India, densely populated and overwhelmingly agricultural, faces a serious water shortage as a growing population, less reliable monsoon rainfall, and the demands of industrialisation combine to deplete an already-scarce resource.
A recent report by McKinsey and Company found that by 2030, India's demand for water would be more than double its supply.
Already, many of India's most famous rivers, such as the Ganges and Yamuna, are toxically polluted, and major cities often run dry of drinking water.
The Australian government's eWater agency has signed a memorandum of understanding to share its hydrological modelling platform Source with the Indian Institute of Technology.
Australia developed the Source software over 15 years, at a cost of more than $300 million, as a modelling tool to improve the management of Australia's major river system, the Murray-Darling Basin.
In Delhi, eWater chief executive Gary Jones said there were similarities in India's river basins to the Murray-Darling experience, including competing demands for water from different sectors, conflict between states over water rights, high rainfall variability, and the effects of climate change.
''All of these things, in Australia and in India, present great challenges for you, if you're trying to sustain and manage your water resource, trying to grow your economy, trying to grow food for your people, trying to get your industries up and running, trying to provide water for mining, trying to look after the environment,'' Professor Jones said.

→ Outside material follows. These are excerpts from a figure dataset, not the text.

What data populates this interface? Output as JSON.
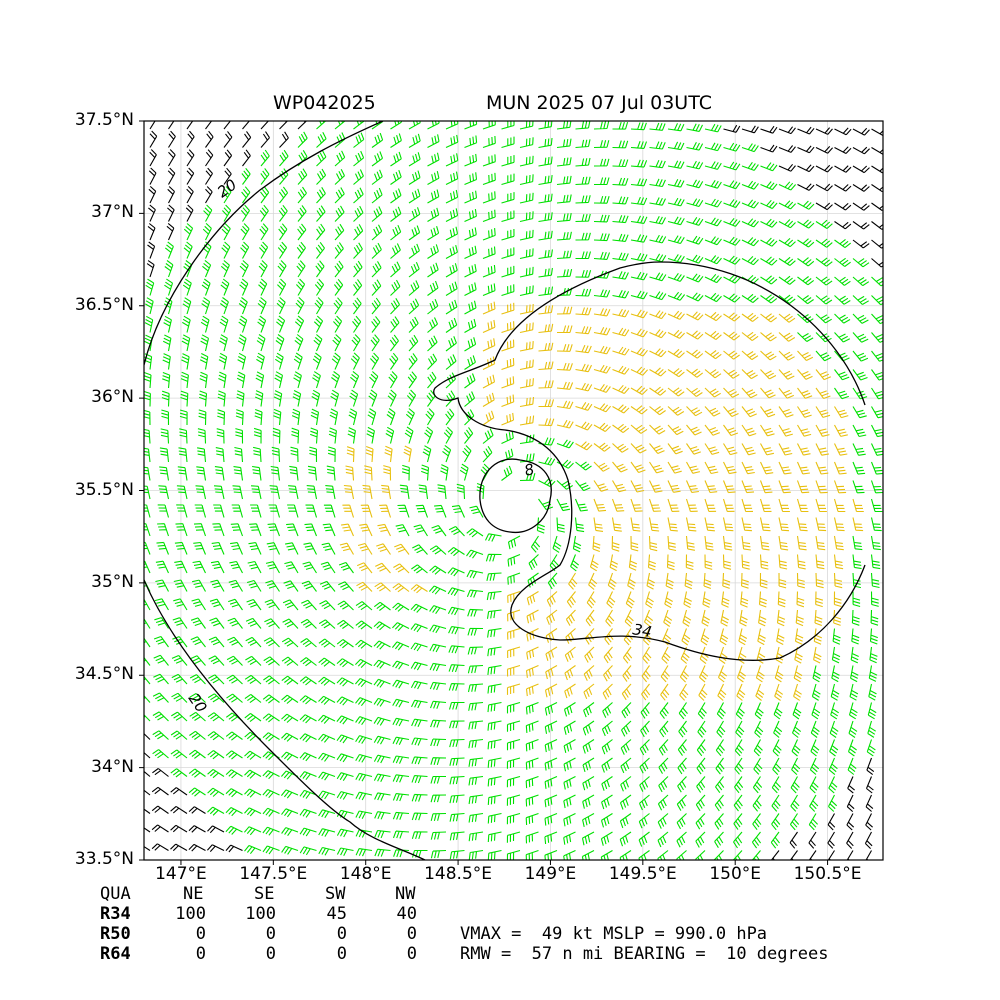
{
  "header": {
    "storm_id": "WP042025",
    "storm_time": "MUN 2025 07 Jul 03UTC"
  },
  "axes": {
    "lat_labels": [
      "37.5°N",
      "37°N",
      "36.5°N",
      "36°N",
      "35.5°N",
      "35°N",
      "34.5°N",
      "34°N",
      "33.5°N"
    ],
    "lat_values": [
      37.5,
      37.0,
      36.5,
      36.0,
      35.5,
      35.0,
      34.5,
      34.0,
      33.5
    ],
    "lon_labels": [
      "147°E",
      "147.5°E",
      "148°E",
      "148.5°E",
      "149°E",
      "149.5°E",
      "150°E",
      "150.5°E"
    ],
    "lon_values": [
      147.0,
      147.5,
      148.0,
      148.5,
      149.0,
      149.5,
      150.0,
      150.5
    ],
    "lon_range": [
      146.8,
      150.8
    ],
    "lat_range": [
      33.5,
      37.5
    ]
  },
  "storm": {
    "center_lon": 148.8,
    "center_lat": 35.4,
    "vmax_kt": 49,
    "mslp_hpa": 990.0,
    "rmw_nmi": 57,
    "bearing_deg": 10
  },
  "contours": {
    "labels": [
      "20",
      "20",
      "34",
      "8"
    ]
  },
  "colors": {
    "below_34kt": "#000000",
    "kt_34_to_50": "#00e000",
    "kt_50_plus": "#e8c010",
    "contour": "#000000"
  },
  "wind_radii_table": {
    "header": [
      "QUA",
      "NE",
      "SE",
      "SW",
      "NW"
    ],
    "rows": [
      {
        "label": "R34",
        "values": [
          "100",
          "100",
          "45",
          "40"
        ]
      },
      {
        "label": "R50",
        "values": [
          "0",
          "0",
          "0",
          "0"
        ]
      },
      {
        "label": "R64",
        "values": [
          "0",
          "0",
          "0",
          "0"
        ]
      }
    ]
  },
  "info_lines": {
    "line1": "VMAX =  49 kt MSLP = 990.0 hPa",
    "line2": "RMW =  57 n mi BEARING =  10 degrees"
  }
}
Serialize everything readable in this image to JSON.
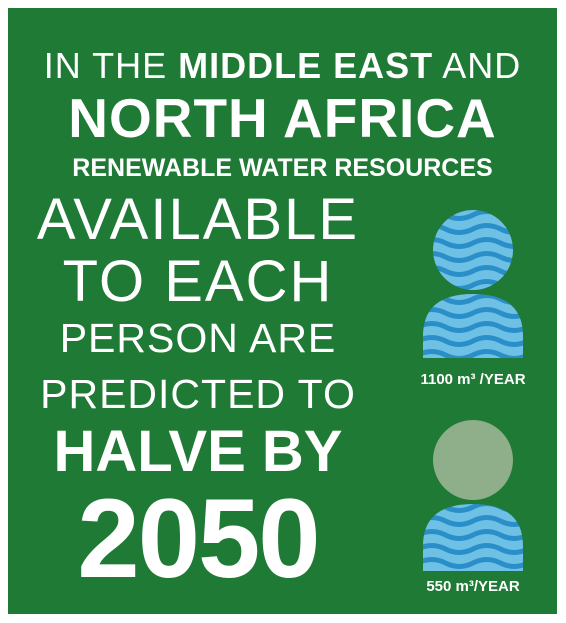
{
  "headline": {
    "line1_a": "IN THE ",
    "line1_b": "MIDDLE EAST",
    "line1_c": " AND",
    "line2": "NORTH AFRICA",
    "line3": "RENEWABLE WATER RESOURCES",
    "line4": "AVAILABLE",
    "line5": "TO EACH",
    "line6": "PERSON ARE",
    "line7": "PREDICTED TO",
    "line8": "HALVE BY",
    "line9": "2050"
  },
  "figures": [
    {
      "icon": "water-person-icon",
      "caption": "1100 m³ /YEAR"
    },
    {
      "icon": "half-water-person-icon",
      "caption": "550 m³/YEAR"
    }
  ],
  "colors": {
    "background": "#1f7a35",
    "text": "#ffffff",
    "water_light": "#6ec1e4",
    "water_dark": "#2a8fc9",
    "empty_head": "#8fae8a"
  }
}
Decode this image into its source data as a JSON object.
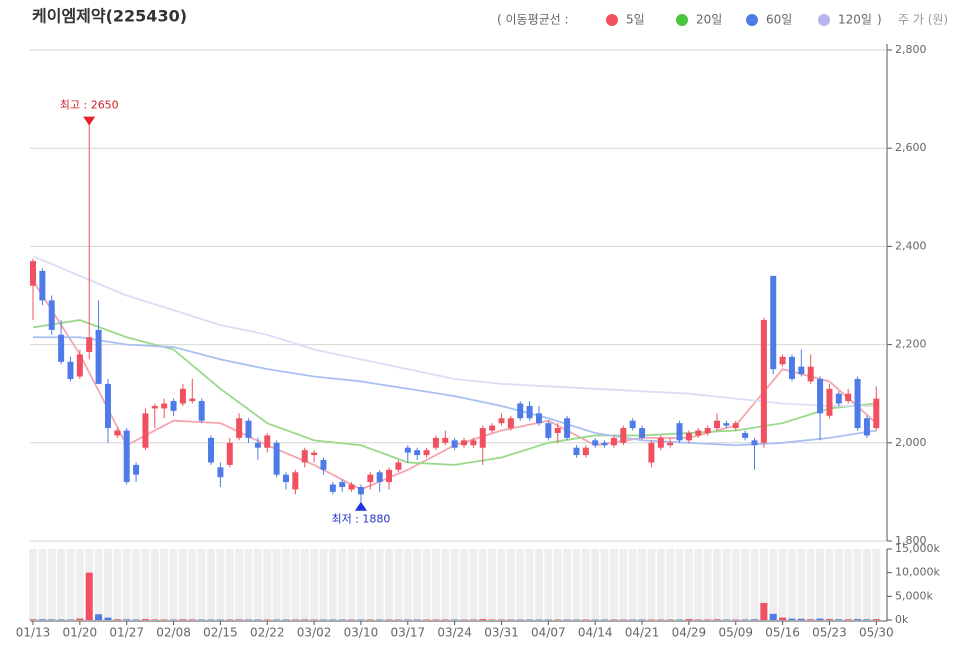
{
  "chart_data": {
    "type": "candlestick",
    "title": "케이엠제약(225430)",
    "legend_title": "( 이동평균선  :",
    "legend_end": ")",
    "y_label": "주 가 (원)",
    "annotations": [
      "최고 : 2650",
      "최저 : 1880"
    ],
    "up_color": "#f0505f",
    "down_color": "#4f7be8",
    "categories": [
      "01/13",
      null,
      null,
      null,
      null,
      "01/20",
      null,
      null,
      null,
      null,
      "01/27",
      null,
      null,
      null,
      null,
      "02/08",
      null,
      null,
      null,
      null,
      "02/15",
      null,
      null,
      null,
      null,
      "02/22",
      null,
      null,
      null,
      null,
      "03/02",
      null,
      null,
      null,
      null,
      "03/10",
      null,
      null,
      null,
      null,
      "03/17",
      null,
      null,
      null,
      null,
      "03/24",
      null,
      null,
      null,
      null,
      "03/31",
      null,
      null,
      null,
      null,
      "04/07",
      null,
      null,
      null,
      null,
      "04/14",
      null,
      null,
      null,
      null,
      "04/21",
      null,
      null,
      null,
      null,
      "04/29",
      null,
      null,
      null,
      null,
      "05/09",
      null,
      null,
      null,
      null,
      "05/16",
      null,
      null,
      null,
      null,
      "05/23",
      null,
      null,
      null,
      null,
      "05/30"
    ],
    "open": [
      2320,
      2350,
      2290,
      2220,
      2165,
      2135,
      2185,
      2230,
      2120,
      2015,
      2025,
      1955,
      1990,
      2070,
      2070,
      2085,
      2080,
      2085,
      2085,
      2010,
      1950,
      1955,
      2010,
      2045,
      2000,
      1990,
      2000,
      1935,
      1905,
      1960,
      1975,
      1965,
      1915,
      1920,
      1905,
      1910,
      1920,
      1940,
      1920,
      1945,
      1990,
      1985,
      1975,
      1990,
      2000,
      2005,
      1995,
      1995,
      1990,
      2025,
      2040,
      2030,
      2080,
      2075,
      2060,
      2040,
      2020,
      2050,
      1990,
      1975,
      2005,
      2000,
      1995,
      2000,
      2045,
      2030,
      1960,
      1990,
      1995,
      2040,
      2005,
      2015,
      2020,
      2030,
      2040,
      2030,
      2020,
      2005,
      2000,
      2340,
      2160,
      2175,
      2155,
      2125,
      2130,
      2055,
      2100,
      2085,
      2130,
      2050,
      2030
    ],
    "high": [
      2375,
      2355,
      2300,
      2250,
      2175,
      2190,
      2650,
      2290,
      2130,
      2030,
      2030,
      1960,
      2070,
      2080,
      2090,
      2090,
      2120,
      2130,
      2090,
      2015,
      1960,
      2010,
      2060,
      2050,
      2010,
      2020,
      2005,
      1940,
      1945,
      1990,
      1985,
      1970,
      1920,
      1925,
      1920,
      1915,
      1940,
      1945,
      1950,
      1965,
      1995,
      1990,
      1990,
      2015,
      2025,
      2010,
      2010,
      2010,
      2035,
      2040,
      2060,
      2055,
      2085,
      2085,
      2075,
      2045,
      2040,
      2055,
      1995,
      1995,
      2010,
      2005,
      2015,
      2035,
      2050,
      2035,
      2005,
      2015,
      2010,
      2045,
      2025,
      2030,
      2035,
      2060,
      2045,
      2045,
      2025,
      2010,
      2255,
      2340,
      2180,
      2180,
      2190,
      2180,
      2135,
      2120,
      2105,
      2110,
      2135,
      2055,
      2115
    ],
    "low": [
      2250,
      2280,
      2220,
      2160,
      2125,
      2130,
      2170,
      2120,
      2000,
      2010,
      1915,
      1920,
      1985,
      2030,
      2050,
      2055,
      2075,
      2080,
      2040,
      1955,
      1910,
      1950,
      2005,
      2000,
      1965,
      1980,
      1930,
      1905,
      1895,
      1950,
      1960,
      1935,
      1895,
      1900,
      1900,
      1880,
      1905,
      1900,
      1905,
      1940,
      1960,
      1965,
      1970,
      1985,
      1995,
      1985,
      1990,
      1990,
      1955,
      2020,
      2035,
      2025,
      2045,
      2045,
      2035,
      2005,
      2000,
      2005,
      1970,
      1970,
      1990,
      1990,
      1990,
      1995,
      2025,
      2005,
      1950,
      1985,
      1990,
      2000,
      2000,
      2010,
      2015,
      2025,
      2030,
      2025,
      2005,
      1945,
      1990,
      2140,
      2155,
      2125,
      2135,
      2120,
      2005,
      2050,
      2075,
      2080,
      2025,
      2010,
      2025
    ],
    "close": [
      2370,
      2290,
      2230,
      2165,
      2130,
      2180,
      2215,
      2120,
      2030,
      2025,
      1920,
      1935,
      2060,
      2075,
      2080,
      2065,
      2110,
      2090,
      2045,
      1960,
      1930,
      2000,
      2050,
      2010,
      1990,
      2015,
      1935,
      1920,
      1940,
      1985,
      1980,
      1945,
      1900,
      1910,
      1915,
      1895,
      1935,
      1920,
      1945,
      1960,
      1980,
      1975,
      1985,
      2010,
      2010,
      1990,
      2005,
      2005,
      2030,
      2035,
      2050,
      2050,
      2050,
      2050,
      2040,
      2010,
      2030,
      2010,
      1975,
      1990,
      1995,
      1995,
      2010,
      2030,
      2030,
      2010,
      2000,
      2010,
      2000,
      2005,
      2020,
      2025,
      2030,
      2045,
      2035,
      2040,
      2010,
      1995,
      2250,
      2150,
      2175,
      2130,
      2140,
      2155,
      2060,
      2110,
      2080,
      2100,
      2030,
      2015,
      2090
    ],
    "volume": [
      150,
      150,
      120,
      120,
      100,
      300,
      10000,
      1200,
      500,
      150,
      150,
      100,
      200,
      120,
      100,
      100,
      150,
      120,
      100,
      100,
      100,
      100,
      120,
      100,
      100,
      100,
      100,
      100,
      100,
      120,
      100,
      100,
      100,
      100,
      100,
      100,
      100,
      100,
      100,
      100,
      100,
      100,
      100,
      100,
      100,
      100,
      100,
      100,
      200,
      100,
      100,
      100,
      100,
      100,
      100,
      100,
      100,
      100,
      100,
      100,
      100,
      100,
      100,
      100,
      100,
      100,
      100,
      100,
      100,
      100,
      200,
      100,
      100,
      150,
      100,
      100,
      100,
      150,
      3600,
      1300,
      500,
      300,
      250,
      150,
      300,
      200,
      150,
      150,
      200,
      150,
      200
    ],
    "ylim": [
      1800,
      2800
    ],
    "yticks": [
      {
        "value": 1800,
        "label": "1,800"
      },
      {
        "value": 2000,
        "label": "2,000"
      },
      {
        "value": 2200,
        "label": "2,200"
      },
      {
        "value": 2400,
        "label": "2,400"
      },
      {
        "value": 2600,
        "label": "2,600"
      },
      {
        "value": 2800,
        "label": "2,800"
      }
    ],
    "vlim": [
      0,
      15000
    ],
    "vticks": [
      {
        "value": 0,
        "label": "0k"
      },
      {
        "value": 5000,
        "label": "5,000k"
      },
      {
        "value": 10000,
        "label": "10,000k"
      },
      {
        "value": 15000,
        "label": "15,000k"
      }
    ],
    "series": [
      {
        "name": "5일",
        "color": "#f0505f",
        "line_color": "#f4a7ae",
        "x": [
          0,
          5,
          10,
          15,
          20,
          25,
          30,
          35,
          40,
          45,
          50,
          55,
          60,
          65,
          70,
          75,
          80,
          85,
          90
        ],
        "values": [
          2330,
          2180,
          1995,
          2045,
          2040,
          1995,
          1955,
          1905,
          1945,
          1995,
          2025,
          2045,
          1995,
          2010,
          2010,
          2035,
          2150,
          2125,
          2040
        ]
      },
      {
        "name": "20일",
        "color": "#4cc43c",
        "line_color": "#9bd98a",
        "x": [
          0,
          5,
          10,
          15,
          20,
          25,
          30,
          35,
          40,
          45,
          50,
          55,
          60,
          65,
          70,
          75,
          80,
          85,
          90
        ],
        "values": [
          2235,
          2250,
          2215,
          2190,
          2110,
          2040,
          2005,
          1995,
          1960,
          1955,
          1970,
          2000,
          2015,
          2015,
          2020,
          2025,
          2040,
          2070,
          2080
        ]
      },
      {
        "name": "60일",
        "color": "#4f7be8",
        "line_color": "#a9c0f2",
        "x": [
          0,
          5,
          10,
          15,
          20,
          25,
          30,
          35,
          40,
          45,
          50,
          55,
          60,
          65,
          70,
          75,
          80,
          85,
          90
        ],
        "values": [
          2215,
          2215,
          2200,
          2195,
          2170,
          2150,
          2135,
          2125,
          2110,
          2095,
          2075,
          2050,
          2020,
          2005,
          2000,
          1995,
          2000,
          2010,
          2025
        ]
      },
      {
        "name": "120일",
        "color": "#b9b4ee",
        "line_color": "#dddcf5",
        "x": [
          0,
          5,
          10,
          15,
          20,
          25,
          30,
          35,
          40,
          45,
          50,
          55,
          60,
          65,
          70,
          75,
          80,
          85,
          90
        ],
        "values": [
          2380,
          2340,
          2300,
          2270,
          2240,
          2220,
          2190,
          2170,
          2150,
          2130,
          2120,
          2115,
          2110,
          2105,
          2100,
          2090,
          2080,
          2075,
          2075
        ]
      }
    ]
  }
}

But there were differences too, Ashvin Gosain, who will head the institute's Source program, said.
India has a couple of cities - Mumbai and greater Delhi - as populous as the entire Australian continent.
''And the ground realities can be totally different. In the case of Australia, you talk of a farmer who has about 1500 hectares; here a farmer might have half a hectare. Their problems are different.''
Mechanisms like a water price, which has been used successfully in the Murray-Darling to return water to the environment, might not work in India, ''because you would exclude those who need water but simply cannot afford it''.
Source, Professor Gosain said, would allow models for India's future water use and needs to be built, to determine where water should be allocated.
About 600,000 Indian children die each year largely because of inadequate water supply and poor sanitation, according to UNICEF.
Half the water in rural India is regularly contaminated with toxic bacteria and city supplies are precarious.
India's National Geophysical Research Institute found that, on current usage, ground water supplies in Hyderabad would run dry in three years, and in Delhi within five years.